Almost 50 years to the day after her untimely death, the image of Marilyn Monroe is still one of the most broadly recognized in the Western world. Be it in her white dress, above the subway grating in the 1955 comedy, "The Seven Year Itch," or perhaps, most famously, in 1962, in a figure-hugging gown, seductively singing "Happy Birthday" to then-President John F. Kennedy, Marilyn's widely interpreted semblance can be seen everywhere on everything from novelty cups, postage stamps and T-shirts to posters, calendars and book sleeves. Worshipped today by many who were not even a glint in their father's eye when the actress was at her peak, her eminence grows with each passing year.
With her sexy clothes; loveable, whimsical blonde character; sensuous, glamorous good looks; and her classic Hollywood movie star appeal, Marilyn enticed the masses and set herself apart from other Tinsel Town actresses of the time and in doing so, created a signature look all on her very own.
Many modern, highly prominent women in the entertainment world have tried emulating this: Lady Gaga, Christina Aguilera, Lindsay Lohan, Scarlett Johansson, Pamela Anderson and Paris Hilton, to name but a few. But why? Why such devotion? Why the desire to follow or mimic a fellow actress from a bygone age? Because, put simply, Marilyn is, and will always be, an icon, an embodiment of beauty, pop culture, the 1950s and 1960s, the 20th Century and of Hollywood's Golden Age. She remains to this day America's premier female superstar -- she thrilled millions, both then and now. Women wanted to be her, men wanted to be with her; women related to her, men desired her. Marilyn appealed to everyone on many different levels: emotionally, psychologically, sexually, physically and intellectually.
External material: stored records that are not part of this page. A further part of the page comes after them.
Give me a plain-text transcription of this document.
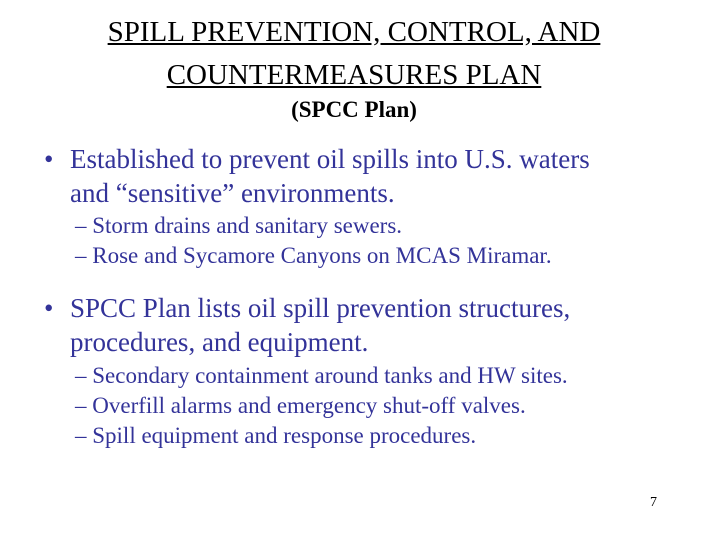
SPILL PREVENTION, CONTROL, AND
COUNTERMEASURES PLAN
(SPCC Plan)
• Established to prevent oil spills into U.S. waters
and “sensitive” environments.
– Storm drains and sanitary sewers.
– Rose and Sycamore Canyons on MCAS Miramar.
• SPCC Plan lists oil spill prevention structures,
procedures, and equipment.
– Secondary containment around tanks and HW sites.
– Overfill alarms and emergency shut-off valves.
– Spill equipment and response procedures.
7
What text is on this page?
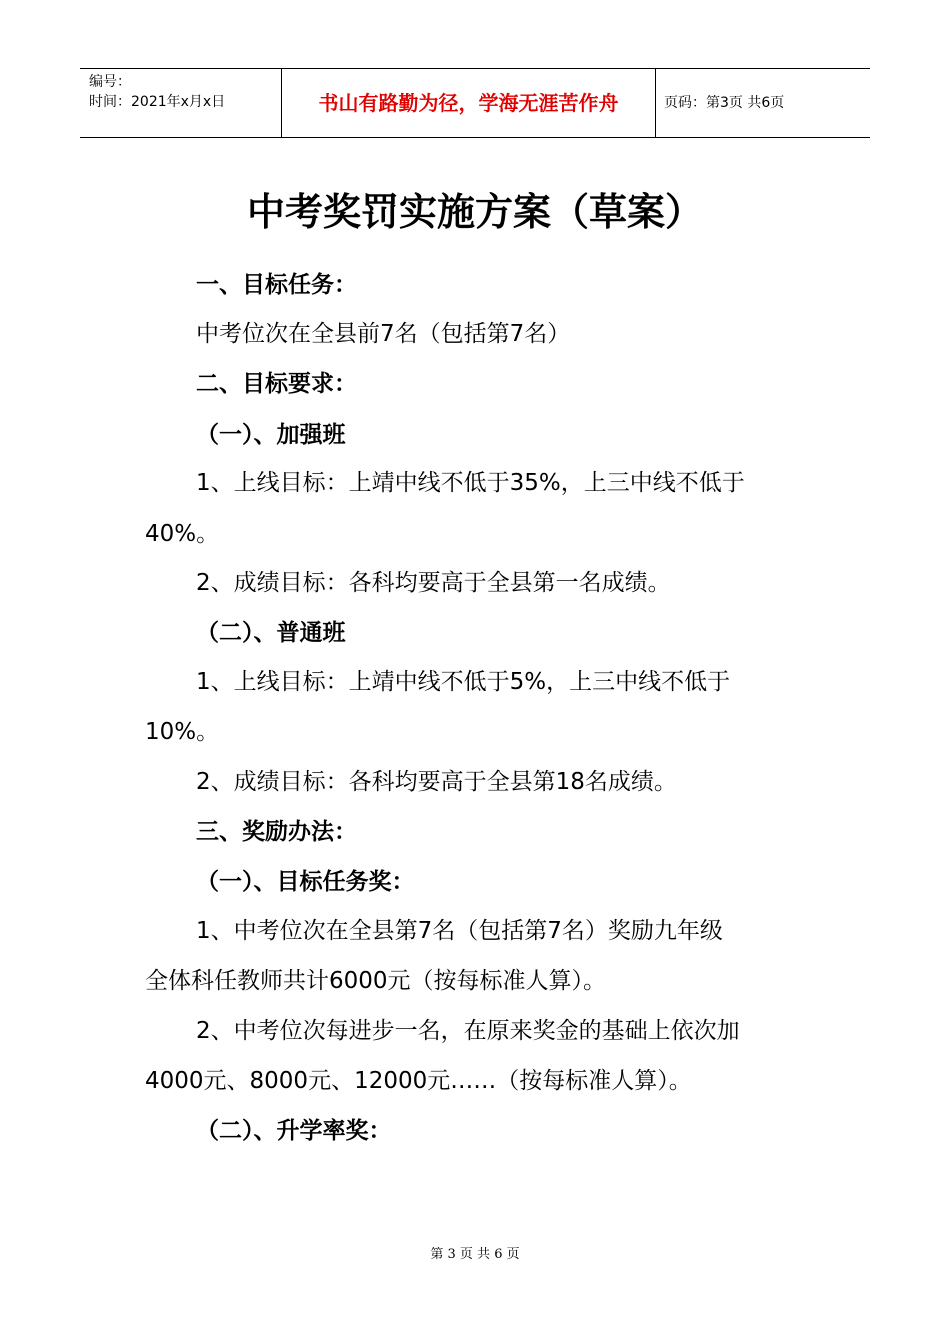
编号：
时间：2021年x月x日	书山有路勤为径，学海无涯苦作舟	页码：第3页 共6页
中考奖罚实施方案（草案）
一、目标任务：
中考位次在全县前7名（包括第7名）
二、目标要求：
（一）、加强班
1、上线目标：上靖中线不低于35%，上三中线不低于
40%。
2、成绩目标：各科均要高于全县第一名成绩。
（二）、普通班
1、上线目标：上靖中线不低于5%，上三中线不低于
10%。
2、成绩目标：各科均要高于全县第18名成绩。
三、奖励办法：
（一）、目标任务奖：
1、中考位次在全县第7名（包括第7名）奖励九年级
全体科任教师共计6000元（按每标准人算）。
2、中考位次每进步一名，在原来奖金的基础上依次加
4000元、8000元、12000元……（按每标准人算）。
（二）、升学率奖：
第 3 页 共 6 页
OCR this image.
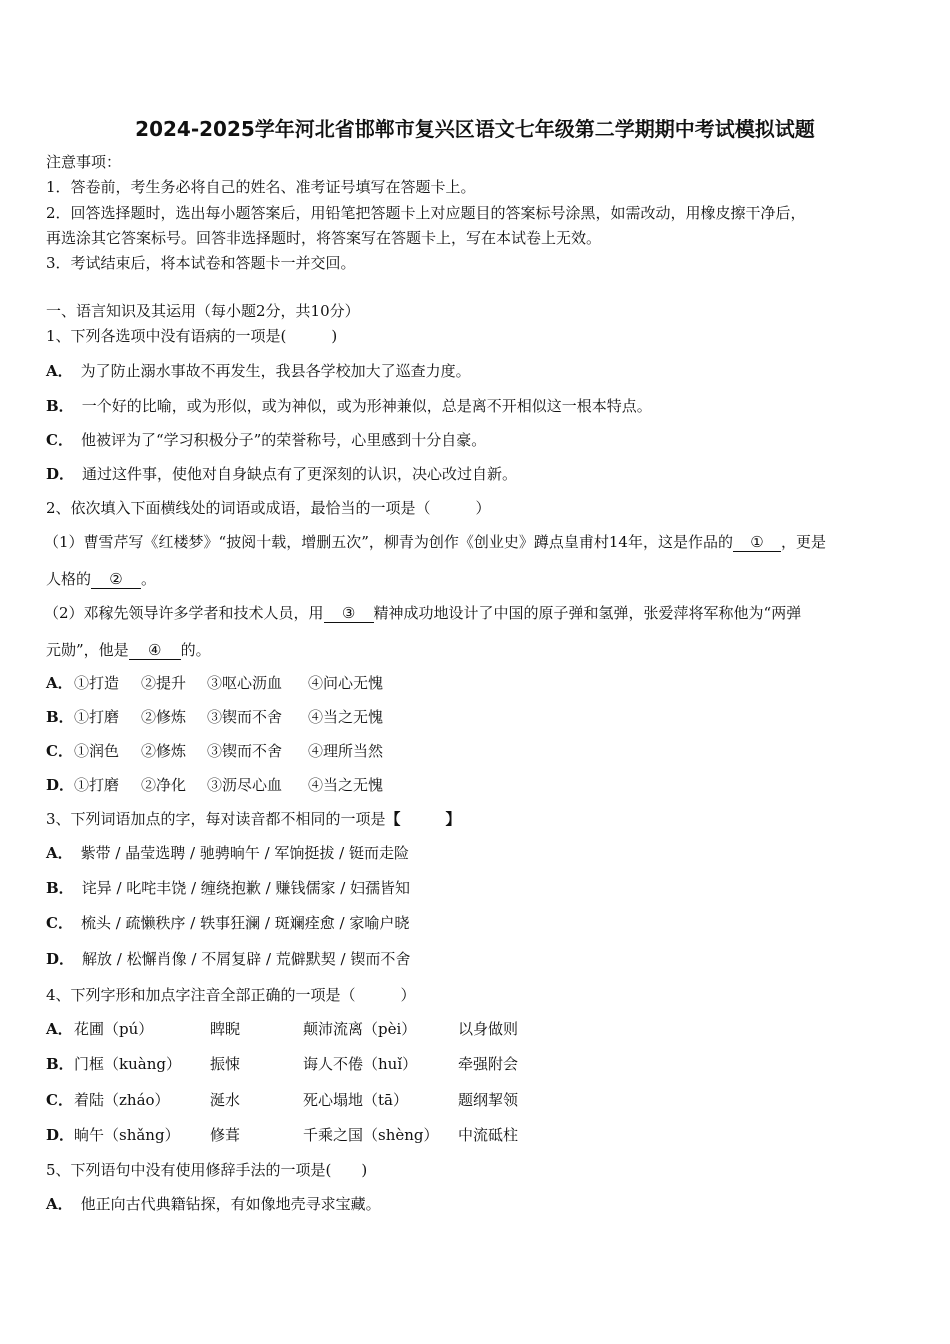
2024-2025学年河北省邯郸市复兴区语文七年级第二学期期中考试模拟试题
注意事项：
1．答卷前，考生务必将自己的姓名、准考证号填写在答题卡上。
2．回答选择题时，选出每小题答案后，用铅笔把答题卡上对应题目的答案标号涂黑，如需改动，用橡皮擦干净后，
再选涂其它答案标号。回答非选择题时，将答案写在答题卡上，写在本试卷上无效。
3．考试结束后，将本试卷和答题卡一并交回。
一、语言知识及其运用（每小题2分，共10分）
1、下列各选项中没有语病的一项是(　　　)
A． 为了防止溺水事故不再发生，我县各学校加大了巡查力度。
B． 一个好的比喻，或为形似，或为神似，或为形神兼似，总是离不开相似这一根本特点。
C． 他被评为了“学习积极分子”的荣誉称号，心里感到十分自豪。
D． 通过这件事，使他对自身缺点有了更深刻的认识，决心改过自新。
2、依次填入下面横线处的词语或成语，最恰当的一项是（　　　）
（1）曹雪芹写《红楼梦》“披阅十载，增删五次”，柳青为创作《创业史》蹲点皇甫村14年，这是作品的 ① ，更是
人格的 ② 。
（2）邓稼先领导许多学者和技术人员，用 ③ 精神成功地设计了中国的原子弹和氢弹，张爱萍将军称他为“两弹
元勋”，他是 ④ 的。
A． ①打造 ②提升 ③呕心沥血 ④问心无愧
B． ①打磨 ②修炼 ③锲而不舍 ④当之无愧
C． ①润色 ②修炼 ③锲而不舍 ④理所当然
D． ①打磨 ②净化 ③沥尽心血 ④当之无愧
3、下列词语加点的字，每对读音都不相同的一项是【　　　】
A． 紫带 / 晶莹选聘 / 驰骋晌午 / 军饷挺拔 / 铤而走险
B． 诧异 / 叱咤丰饶 / 缠绕抱歉 / 赚钱儒家 / 妇孺皆知
C． 梳头 / 疏懒秩序 / 轶事狂澜 / 斑斓痊愈 / 家喻户晓
D． 解放 / 松懈肖像 / 不屑复辟 / 荒僻默契 / 锲而不舍
4、下列字形和加点字注音全部正确的一项是（　　　）
A． 花圃（pú）	睥睨	颠沛流离（pèi）	以身做则
B． 门框（kuàng） 振悚	诲人不倦（huǐ）	牵强附会
C． 着陆（zháo）	涎水	死心塌地（tā）	题纲挈领
D． 晌午（shǎng） 修葺	千乘之国（shèng） 中流砥柱
5、下列语句中没有使用修辞手法的一项是(　　)
A． 他正向古代典籍钻探，有如像地壳寻求宝藏。
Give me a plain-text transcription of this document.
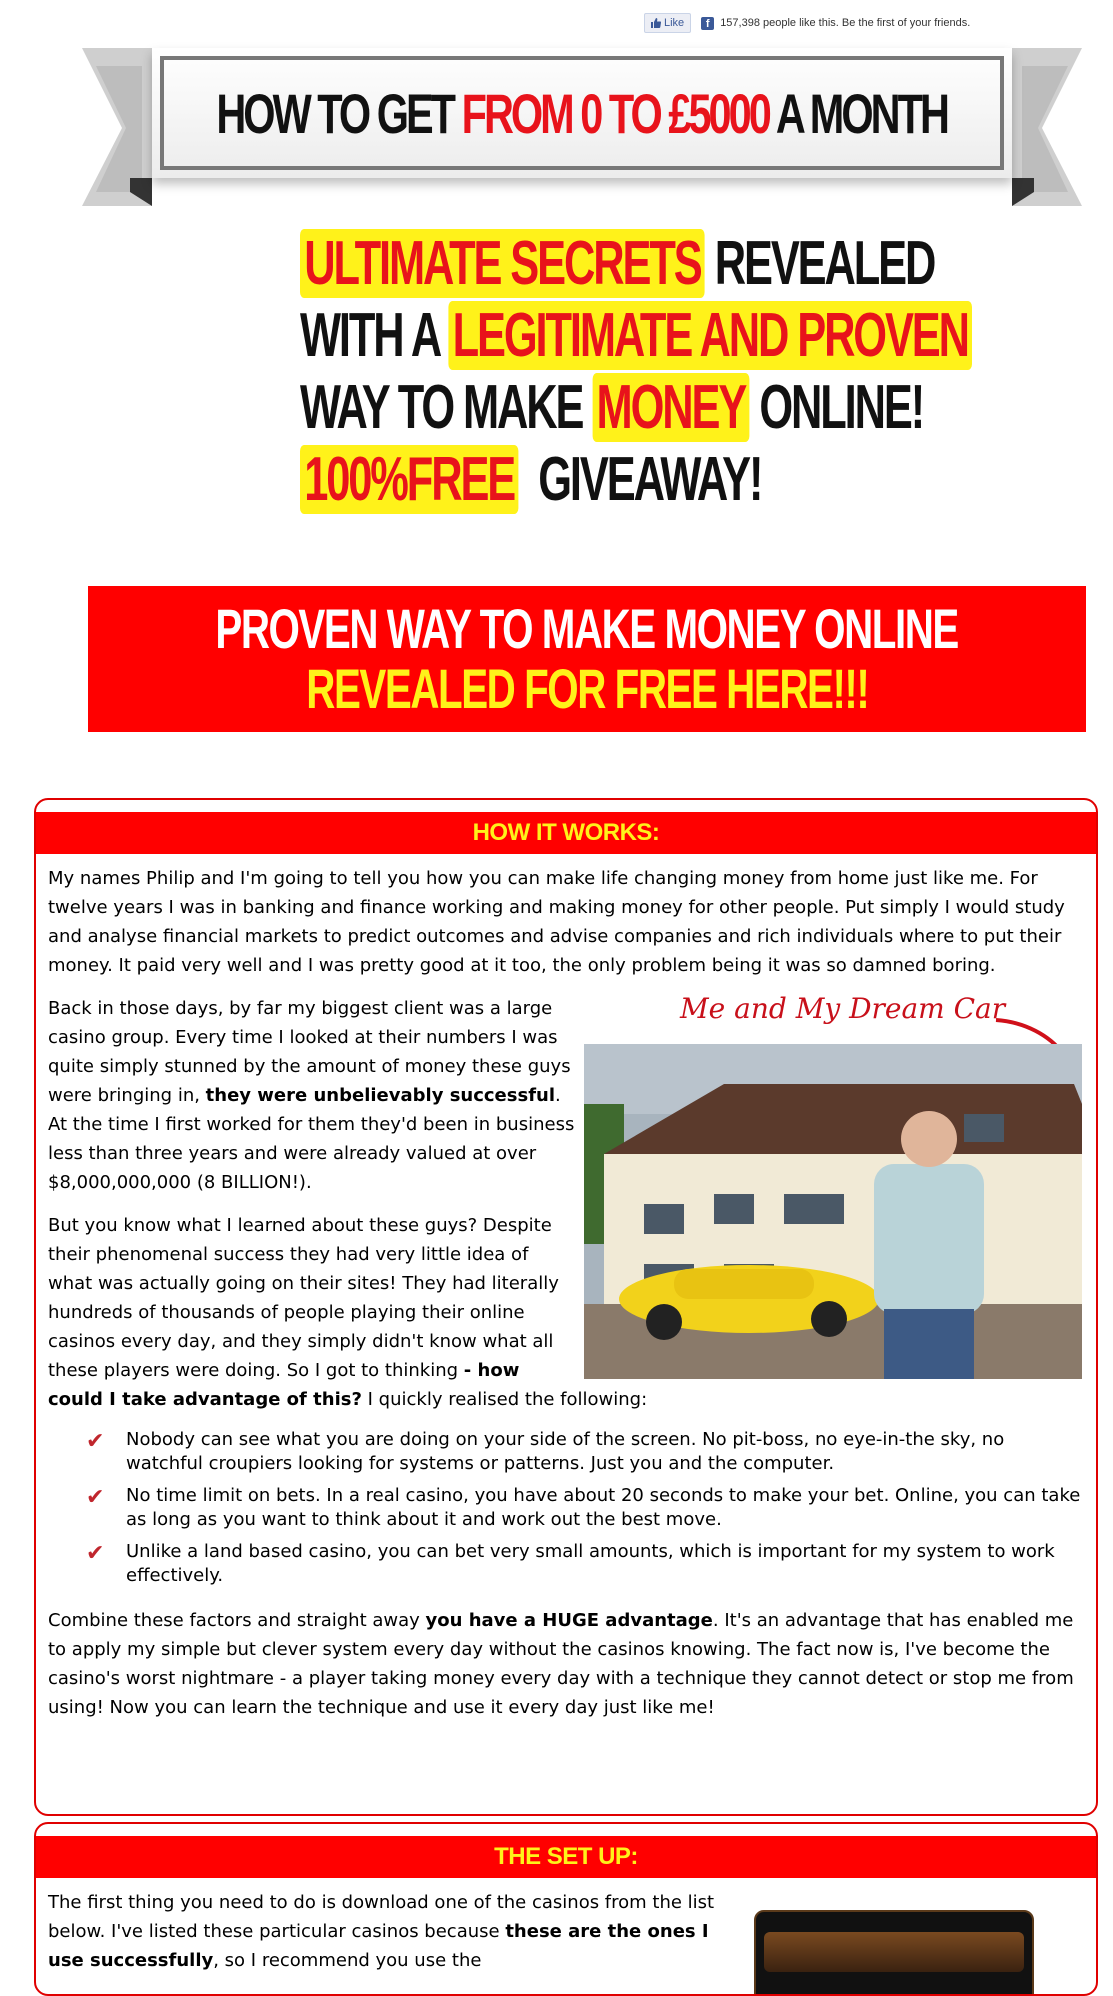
Like	f 157,398 people like this. Be the first of your friends.
HOW TO GET FROM 0 TO £5000 A MONTH
ULTIMATE SECRETS REVEALED
WITH A LEGITIMATE AND PROVEN
WAY TO MAKE MONEY ONLINE!
100%FREE  GIVEAWAY!
PROVEN WAY TO MAKE MONEY ONLINE
REVEALED FOR FREE HERE!!!
HOW IT WORKS:

My names Philip and I'm going to tell you how you can make life changing money from home just like me. For twelve years I was in banking and finance working and making money for other people. Put simply I would study and analyse financial markets to predict outcomes and advise companies and rich individuals where to put their money. It paid very well and I was pretty good at it too, the only problem being it was so damned boring.

Me and My Dream Car

Back in those days, by far my biggest client was a large casino group. Every time I looked at their numbers I was quite simply stunned by the amount of money these guys were bringing in, they were unbelievably successful. At the time I first worked for them they'd been in business less than three years and were already valued at over $8,000,000,000 (8 BILLION!).

But you know what I learned about these guys? Despite their phenomenal success they had very little idea of what was actually going on their sites! They had literally hundreds of thousands of people playing their online casinos every day, and they simply didn't know what all these players were doing. So I got to thinking - how could I take advantage of this? I quickly realised the following:

✔ Nobody can see what you are doing on your side of the screen. No pit-boss, no eye-in-the sky, no watchful croupiers looking for systems or patterns. Just you and the computer.
✔ No time limit on bets. In a real casino, you have about 20 seconds to make your bet. Online, you can take as long as you want to think about it and work out the best move.
✔ Unlike a land based casino, you can bet very small amounts, which is important for my system to work effectively.

Combine these factors and straight away you have a HUGE advantage. It's an advantage that has enabled me to apply my simple but clever system every day without the casinos knowing. The fact now is, I've become the casino's worst nightmare - a player taking money every day with a technique they cannot detect or stop me from using! Now you can learn the technique and use it every day just like me!

THE SET UP:

The first thing you need to do is download one of the casinos from the list below. I've listed these particular casinos because these are the ones I use successfully, so I recommend you use the
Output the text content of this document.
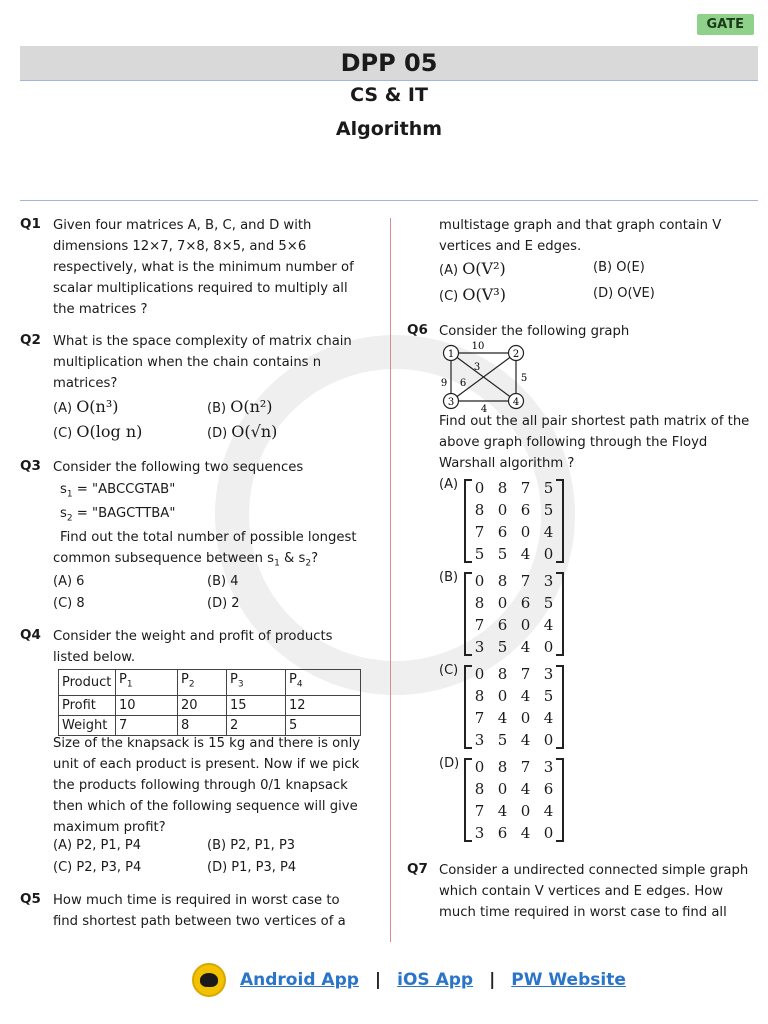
GATE
DPP 05
CS & IT
Algorithm
Q1 Given four matrices A, B, C, and D with
dimensions 12×7, 7×8, 8×5, and 5×6
respectively, what is the minimum number of
scalar multiplications required to multiply all
the matrices ?
Q2 What is the space complexity of matrix chain
multiplication when the chain contains n
matrices?
(A) O(n³)	(B) O(n²)
(C) O(log n)	(D) O(√n)
Q3 Consider the following two sequences
$s_1$ = "ABCCGTAB"
$s_2$ = "BAGCTTBA"
Find out the total number of possible longest
common subsequence between $s_1$ & $s_2$?
(A) 6	(B) 4
(C) 8	(D) 2
Q4 Consider the weight and profit of products
listed below.
Product	$P_1$	$P_2$	$P_3$	$P_4$
Profit	10	20	15	12
Weight	7	8	2	5
Size of the knapsack is 15 kg and there is only
unit of each product is present. Now if we pick
the products following through 0/1 knapsack
then which of the following sequence will give
maximum profit?
(A) P2, P1, P4	(B) P2, P1, P3
(C) P2, P3, P4	(D) P1, P3, P4
Q5 How much time is required in worst case to
find shortest path between two vertices of a
multistage graph and that graph contain V
vertices and E edges.
(A) O(V²)	(B) O(E)
(C) O(V³)	(D) O(VE)
Q6 Consider the following graph
1	2
3	4
10
3
5
9 6
4
Find out the all pair shortest path matrix of the
above graph following through the Floyd
Warshall algorithm ?
(A)	0 8 7 5
8 0 6 5
7 6 0 4
5 5 4 0
(B)	0 8 7 3
8 0 6 5
7 6 0 4
3 5 4 0
(C)	0 8 7 3
8 0 4 5
7 4 0 4
3 5 4 0
(D)	0 8 7 3
8 0 4 6
7 4 0 4
3 6 4 0
Q7 Consider a undirected connected simple graph
which contain V vertices and E edges. How
much time required in worst case to find all
Android App | iOS App | PW Website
A complex and fascinating woman who managed to achieve a great deal in spite of so many childhood obstacles, she became a preeminent international sex-symbol and a quintessential American, one who at a time of immense sexual oppression became knowledgeable and self-educated despite a lack of formal education. She was the first woman to challenge a major studio (20th Century-Fox) on the grounds of artistic freedom as well as the first to single-handedly establish a movie production company (Marilyn Monroe Productions) of her own, despite being dismissed as nothing more than a cheap sex object by some of those in charge of running the industry. And let's not forget that in October 1952 Marilyn was the very first star to endorse a female keep-fit workout-cum-beauty book, some three decades before actress Jane Fonda became famous for doing so.
Dying so young is of course very, very sad, regardless of who you are, or what profession you're in, but in Marilyn's case it certainly helped preserve her legacy. Unlike so many of her female contemporaries who carried on perhaps a little longer they should have and were seen aging, becoming progressively less glamorous before our very eyes, try finding a flawed, unflattering image of Marilyn. You can't. You will not chance upon a picture of her anywhere looking old or gaunt. Ever. Her image is forever locked into that of a fresh, vibrant, beautiful young woman and never as a has-been, an actress deemed past her prime. Her tragic early death propelled her into that special category of eternal beauty, and that is something I'm most relieved about.
Known worldwide by the single signature, "Marilyn," or quite simply by her initials "MM," practically no one in the world today needs reminding of who she is. Now regarded by many as an enigma and a gay icon, we have to ask, will she endure for the next 50 years? Will commentators and authors such as I still be rejoicing in her in half a century's time? I have no doubts they will. Marilyn isn't going anywhere. She will always be around, outliving and outshining us all. It's an overused line, but in her case it's true: They really don't make stars like that anymore.